Raghuraman’s grip on music was strong enough to make room for experimentation. If you listen to her, you can hear whiffs of Hindustani influence in her music, especially in the slow passages. Part of this, she says, comes from working with a lot of artistes with eclectic tastes. Leela Samson, she says, was one inspiration. Others included Hindustani vocalists Madhup Mudgal, Meeta Pandit, Bhuvanesh Komkali, Shashwati Mandal and Kalapini Komkali.
“I always look for ways to transcend the form,” she said. “I take whatever is good and touches my soul. I call it Indian music, not northern or southern. And if it is a Hindi piece, then I have a lot of freedom to play with the music like Jhuk Aayee Re Badariya, a Meera bhajan that I worked into a varnam.”

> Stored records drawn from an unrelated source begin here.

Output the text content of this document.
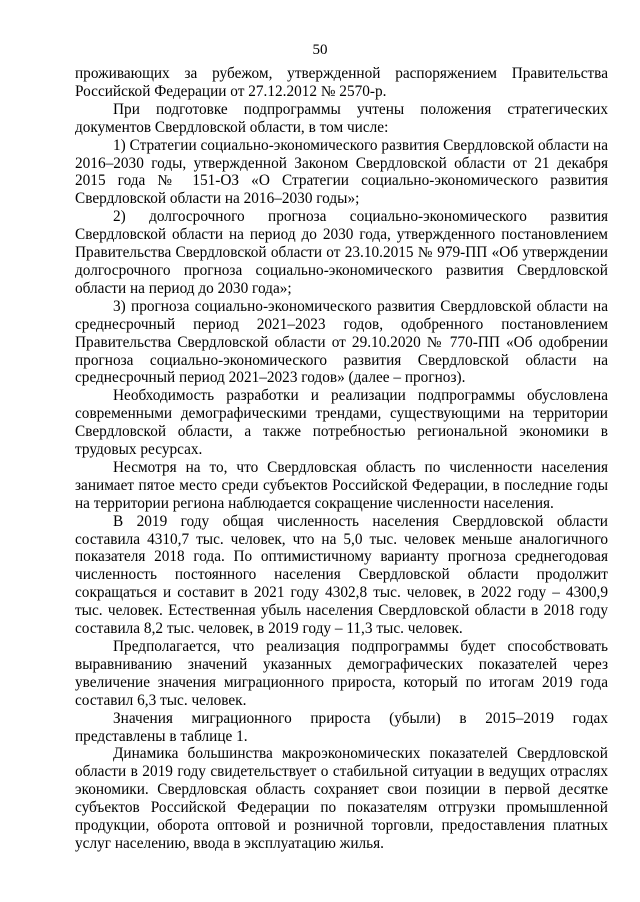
50

проживающих за рубежом, утвержденной распоряжением Правительства Российской Федерации от 27.12.2012 № 2570-р.

При подготовке подпрограммы учтены положения стратегических документов Свердловской области, в том числе:

1) Стратегии социально-экономического развития Свердловской области на 2016–2030 годы, утвержденной Законом Свердловской области от 21 декабря 2015 года № 151-ОЗ «О Стратегии социально-экономического развития Свердловской области на 2016–2030 годы»;

2) долгосрочного прогноза социально-экономического развития Свердловской области на период до 2030 года, утвержденного постановлением Правительства Свердловской области от 23.10.2015 № 979-ПП «Об утверждении долгосрочного прогноза социально-экономического развития Свердловской области на период до 2030 года»;

3) прогноза социально-экономического развития Свердловской области на среднесрочный период 2021–2023 годов, одобренного постановлением Правительства Свердловской области от 29.10.2020 № 770-ПП «Об одобрении прогноза социально-экономического развития Свердловской области на среднесрочный период 2021–2023 годов» (далее – прогноз).

Необходимость разработки и реализации подпрограммы обусловлена современными демографическими трендами, существующими на территории Свердловской области, а также потребностью региональной экономики в трудовых ресурсах.

Несмотря на то, что Свердловская область по численности населения занимает пятое место среди субъектов Российской Федерации, в последние годы на территории региона наблюдается сокращение численности населения.

В 2019 году общая численность населения Свердловской области составила 4310,7 тыс. человек, что на 5,0 тыс. человек меньше аналогичного показателя 2018 года. По оптимистичному варианту прогноза среднегодовая численность постоянного населения Свердловской области продолжит сокращаться и составит в 2021 году 4302,8 тыс. человек, в 2022 году – 4300,9 тыс. человек. Естественная убыль населения Свердловской области в 2018 году составила 8,2 тыс. человек, в 2019 году – 11,3 тыс. человек.

Предполагается, что реализация подпрограммы будет способствовать выравниванию значений указанных демографических показателей через увеличение значения миграционного прироста, который по итогам 2019 года составил 6,3 тыс. человек.

Значения миграционного прироста (убыли) в 2015–2019 годах представлены в таблице 1.

Динамика большинства макроэкономических показателей Свердловской области в 2019 году свидетельствует о стабильной ситуации в ведущих отраслях экономики. Свердловская область сохраняет свои позиции в первой десятке субъектов Российской Федерации по показателям отгрузки промышленной продукции, оборота оптовой и розничной торговли, предоставления платных услуг населению, ввода в эксплуатацию жилья.
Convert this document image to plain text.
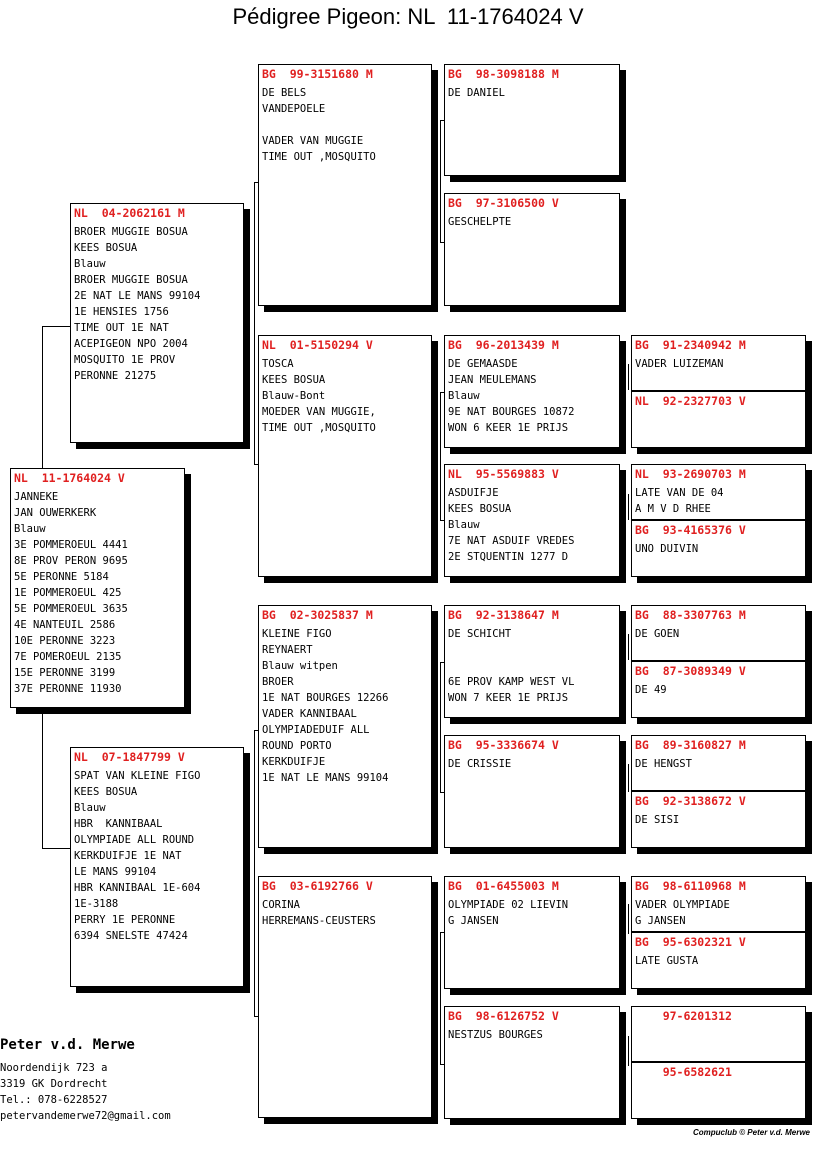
Pédigree Pigeon: NL  11-1764024 V
NL  11-1764024 V
JANNEKE
JAN OUWERKERK
Blauw
3E POMMEROEUL 4441
8E PROV PERON 9695
5E PERONNE 5184
1E POMMEROEUL 425
5E POMMEROEUL 3635
4E NANTEUIL 2586
10E PERONNE 3223
7E POMEROEUL 2135
15E PERONNE 3199
37E PERONNE 11930
NL  04-2062161 M
BROER MUGGIE BOSUA
KEES BOSUA
Blauw
BROER MUGGIE BOSUA
2E NAT LE MANS 99104
1E HENSIES 1756
TIME OUT 1E NAT
ACEPIGEON NPO 2004
MOSQUITO 1E PROV
PERONNE 21275
NL  07-1847799 V
SPAT VAN KLEINE FIGO
KEES BOSUA
Blauw
HBR  KANNIBAAL
OLYMPIADE ALL ROUND
KERKDUIFJE 1E NAT
LE MANS 99104
HBR KANNIBAAL 1E-604
1E-3188
PERRY 1E PERONNE
6394 SNELSTE 47424
BG  99-3151680 M
DE BELS
VANDEPOELE

VADER VAN MUGGIE
TIME OUT ,MOSQUITO
NL  01-5150294 V
TOSCA
KEES BOSUA
Blauw-Bont
MOEDER VAN MUGGIE,
TIME OUT ,MOSQUITO
BG  02-3025837 M
KLEINE FIGO
REYNAERT
Blauw witpen
BROER
1E NAT BOURGES 12266
VADER KANNIBAAL
OLYMPIADEDUIF ALL
ROUND PORTO
KERKDUIFJE
1E NAT LE MANS 99104
BG  03-6192766 V
CORINA
HERREMANS-CEUSTERS
BG  98-3098188 M
DE DANIEL
BG  97-3106500 V
GESCHELPTE
BG  96-2013439 M
DE GEMAASDE
JEAN MEULEMANS
Blauw
9E NAT BOURGES 10872
WON 6 KEER 1E PRIJS
NL  95-5569883 V
ASDUIFJE
KEES BOSUA
Blauw
7E NAT ASDUIF VREDES
2E STQUENTIN 1277 D
BG  92-3138647 M
DE SCHICHT

6E PROV KAMP WEST VL
WON 7 KEER 1E PRIJS
BG  95-3336674 V
DE CRISSIE
BG  01-6455003 M
OLYMPIADE 02 LIEVIN
G JANSEN
BG  98-6126752 V
NESTZUS BOURGES
BG  91-2340942 M
VADER LUIZEMAN
NL  92-2327703 V
NL  93-2690703 M
LATE VAN DE 04
A M V D RHEE
BG  93-4165376 V
UNO DUIVIN
BG  88-3307763 M
DE GOEN
BG  87-3089349 V
DE 49
BG  89-3160827 M
DE HENGST
BG  92-3138672 V
DE SISI
BG  98-6110968 M
VADER OLYMPIADE
G JANSEN
BG  95-6302321 V
LATE GUSTA
97-6201312
95-6582621
Peter v.d. Merwe
Noordendijk 723 a
3319 GK Dordrecht
Tel.: 078-6228527
petervandemerwe72@gmail.com
Compuclub © Peter v.d. Merwe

In earlier decades, Raghuraman recalls how low in the hierarchy music troupes were – whether it was travel, payment or accommodation, they had to make do with the bare minimum. With her and the younger generation of dance musicians, a lot is changing.
“Those before us had it worse and it was on their gains that we stood tall,” she said. “And what we did raised the bar further, paving the path for more dignity for the younger dance singers.”